The lagoon city risks “losing its soul” as it struggles to cope with 60,000 tourists a day, nearly double the number it can sustain, according to Italia Nostra (Our Italy).
Campaigners say Venice should discourage mass tourism and instead court high-spending visitors. The city could also encourage activities like university research and technology.
The environmental group said the threats faced by ‘La Serenissima’, as the Venetian republic was once known, were so grave that UNESCO should consider striking the city off the World Heritage list.
“The Italian government has not lived up to its commitment made to UNESCO to safeguard Venice and its lagoon,” the organisation said. Alessandra Mottola Molino, Italia Nostra’s president, said: “We need to launch a planetary alarm.”
Sea level rises and more frequent storms are expected to increase the level of the Venetian lagoon by 20 inches by the end of the century, threatening to undermine the foundations of centuries-old palaces and churches and swamp some parts of the city altogether.
High tides, particularly during the winter, already flood much of the city, including St Mark’s Square, the focus for millions of tourists.
The situation was exacerbated by the increasing number of giant cruise ships which visit Venice – their wake erodes the delicate mud banks and wooden piles on which the city is built, Italia Nostra said.
Dredging, landfill and the construction of a huge new satellite city on the Italian mainland, a few miles from Venice, are radically changing the lagoon’s ecosystem and posing enormous risks to the survival of one of the world’s most beautiful urban environments.

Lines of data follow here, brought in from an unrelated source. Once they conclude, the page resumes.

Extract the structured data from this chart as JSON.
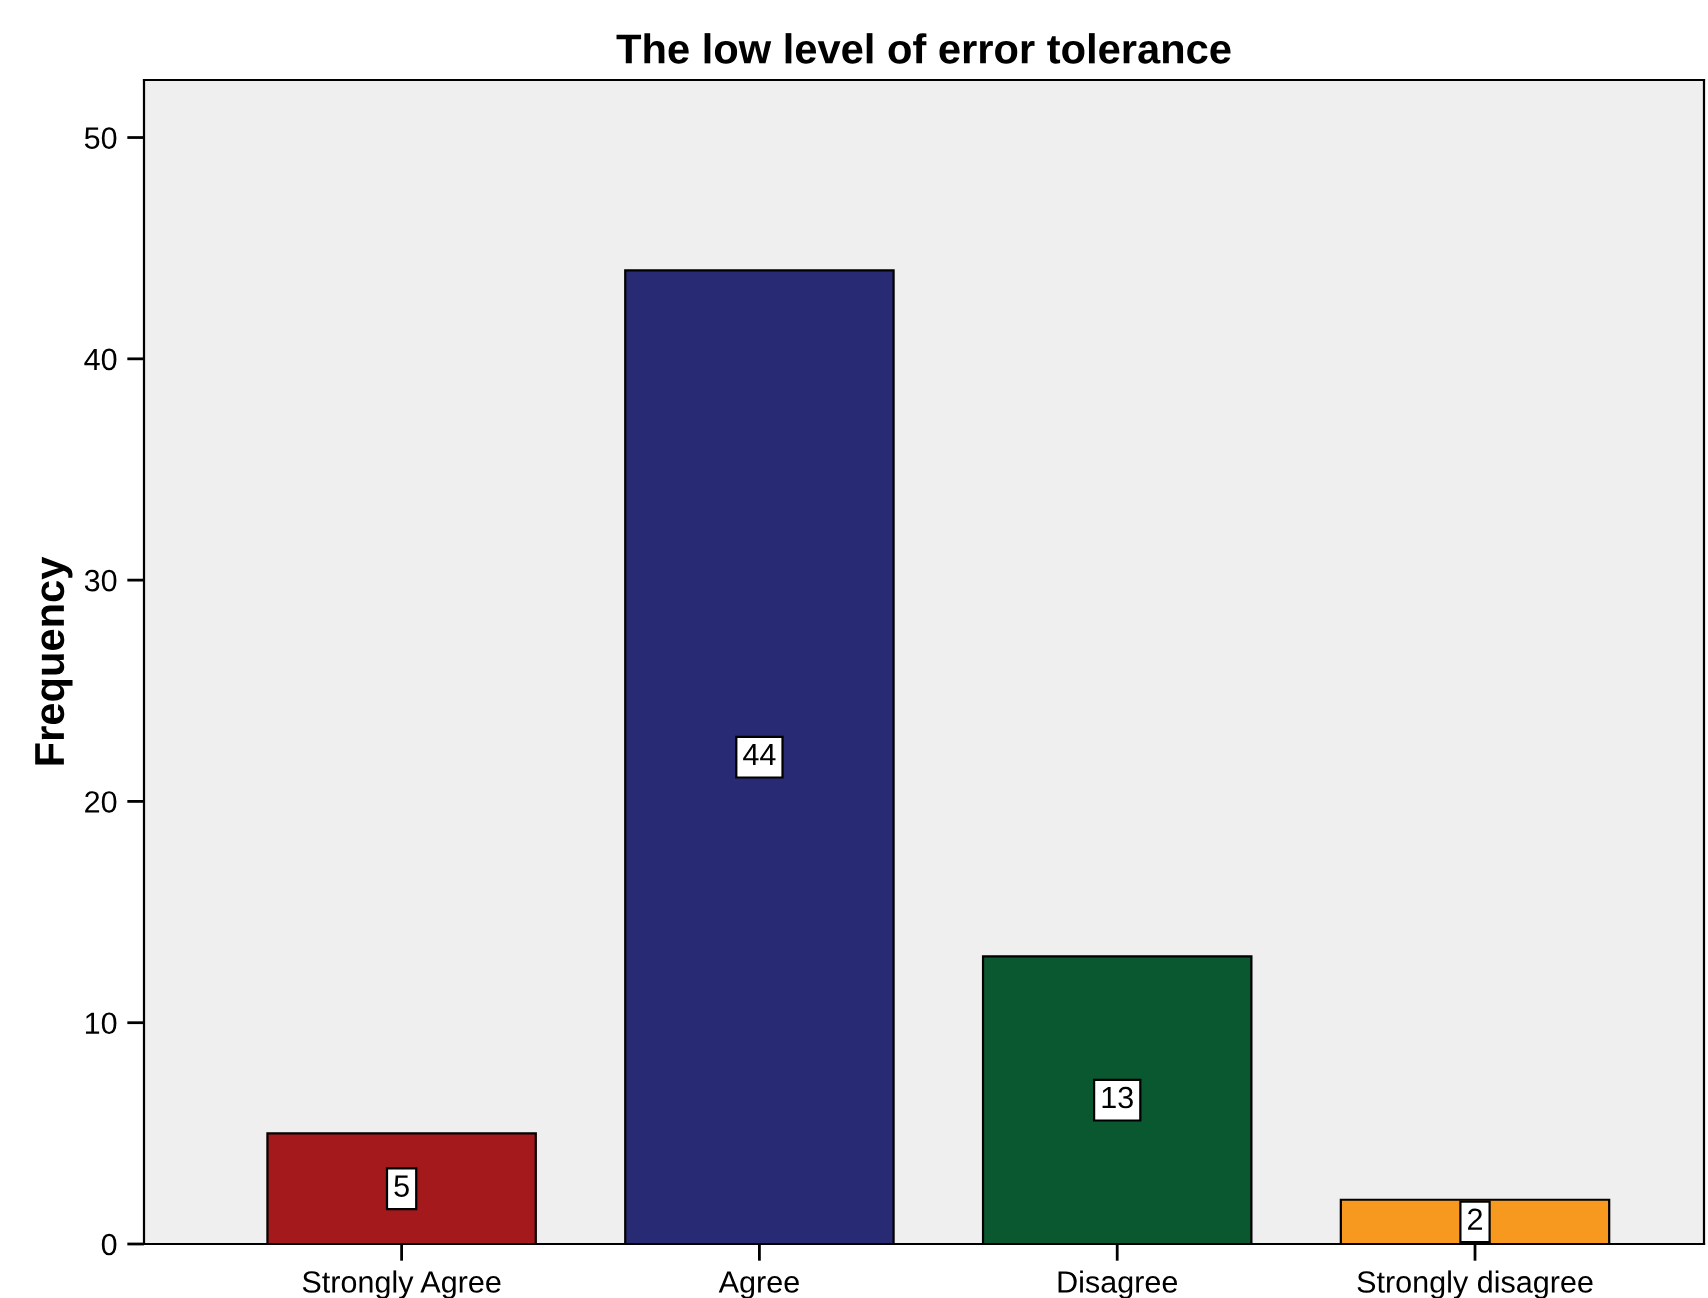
{
  "chart_data": {
    "type": "bar",
    "title": "The low level of error tolerance",
    "ylabel": "Frequency",
    "categories": [
      "Strongly Agree",
      "Agree",
      "Disagree",
      "Strongly disagree"
    ],
    "values": [
      5,
      44,
      13,
      2
    ],
    "colors": [
      "#a3191c",
      "#282a73",
      "#0a5830",
      "#f7991f"
    ],
    "ylim": [
      0,
      52.6
    ],
    "yticks": [
      0,
      10,
      20,
      30,
      40,
      50
    ],
    "data_labels": true,
    "grid": false,
    "legend": false
  }
}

Cristiano Gasparetto, a former member of the city’s Commission to Safeguard Venice, said the proposed construction of a six-mile-long underwater subway linking the mainland to Venice risked becoming an “ecological disaster”.
“If we lose the lagoon, we lose the city,” he said.
In an attempt to save the city, Italians are building a £3 billion flood barrier, named Moses, consisting of 78 giant steel gates across the three inlets through which water from the Adriatic surges into Venice’s lagoon.
The project, due to be operational in 2014, will like its namesake literally turn back the waves, regulating the flow of water from the sea.
But for all its expense and technological sophistication, it will only be a stopgap measure, environmentalists fear.
“In 100 years the sea level will be such that the barriers will have to remain closed all the time, blocking the natural exchange of sea water that is (the lagoon’s) very life source,” said Lidia Fersuoch, the head of Italia Nostra’s Venice chapter.
“This will change Venice as we know it.”